SELinux を使用する際にこのオプションを有効にする場合は、ABRT が public_content_rw_t ドメインに書き込むように適切なブール値を設定するには、以下のコマンドを実行する必要があります。
 setsebool -P abrt_anon_write 1 
以下の設定ディレクティブは、/etc/abrt/abrt-action-save-package-data.conf ファイルでサポートされています。
OpenGPGCheck = yes/no
OpenGPGCheck ディレクティブを yes (デフォルト設定)に設定すると、ABRT に対して、場所が /etc/abrt/gpg_keys ファイルにリストされている GPG キーにより署名されたパッケージで提供されるアプリケーションで のみ クラッシュを分析および処理するように指示します。OpenGPGCheckno に設定すると、ABRT がすべてのプログラムでクラッシュを検出するように指示します。

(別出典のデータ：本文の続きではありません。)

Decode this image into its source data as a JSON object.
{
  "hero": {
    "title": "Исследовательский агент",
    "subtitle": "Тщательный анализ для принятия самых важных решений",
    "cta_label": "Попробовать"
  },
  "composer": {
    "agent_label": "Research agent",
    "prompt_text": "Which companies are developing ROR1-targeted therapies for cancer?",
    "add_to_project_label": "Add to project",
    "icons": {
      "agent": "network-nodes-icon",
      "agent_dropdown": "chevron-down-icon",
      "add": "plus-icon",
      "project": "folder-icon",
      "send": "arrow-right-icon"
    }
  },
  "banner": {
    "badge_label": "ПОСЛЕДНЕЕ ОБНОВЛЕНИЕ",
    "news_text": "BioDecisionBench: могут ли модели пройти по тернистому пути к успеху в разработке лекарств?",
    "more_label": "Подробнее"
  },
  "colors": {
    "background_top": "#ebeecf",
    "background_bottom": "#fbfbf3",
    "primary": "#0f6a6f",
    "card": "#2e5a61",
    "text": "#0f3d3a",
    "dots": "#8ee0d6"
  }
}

blacklist = nspluginwrapper, valgrind, strace, [more_packages ]
BlackList ディレクティブの後に一覧表示されるパッケージおよびバイナリーのクラッシュは ABRT によって処理されません。ABRT が他のパッケージやバイナリーを無視する場合は、ここにコンマで区切られたリストを指定します。
ProcessUnpackaged = yes/no
このディレクティブは、ABRT が、パッケージに属していない実行可能ファイルでクラッシュを処理するかどうかを示します。デフォルト設定は no です。
BlackListedPaths = /usr/share/doc/*, */example*
ABRT では、これらのパスの実行可能ファイル内のクラッシュは無視されます。
以下の設定ディレクティブは、/etc/abrt/plugins/CCpp.conf ファイルでサポートされています。
MakeCompatCore = yes/no
このディレクティブは、ABRT のコアキャッチフックがインストールされていない場合に実行する可能性があるので、ABRT のコアキャッチフックがコアファイルを作成するかどうかを指定します。コアファイルは、通常、クラッシュしたプログラムの現行ディレクトリーに作成されますが、ulimit -c 設定がそれを許可する場合のみです。ディレクティブはデフォルトで yes に設定されます。
SaveBinaryImage = yes/no
このディレクティブは、ABRT のコアキャッチフックがバイナリーイメージをコアダンプに保存するかどうかを指定します。これは、削除されたバイナリーで発生したクラッシュのデバッグに役立ちます。デフォルト設定は no です。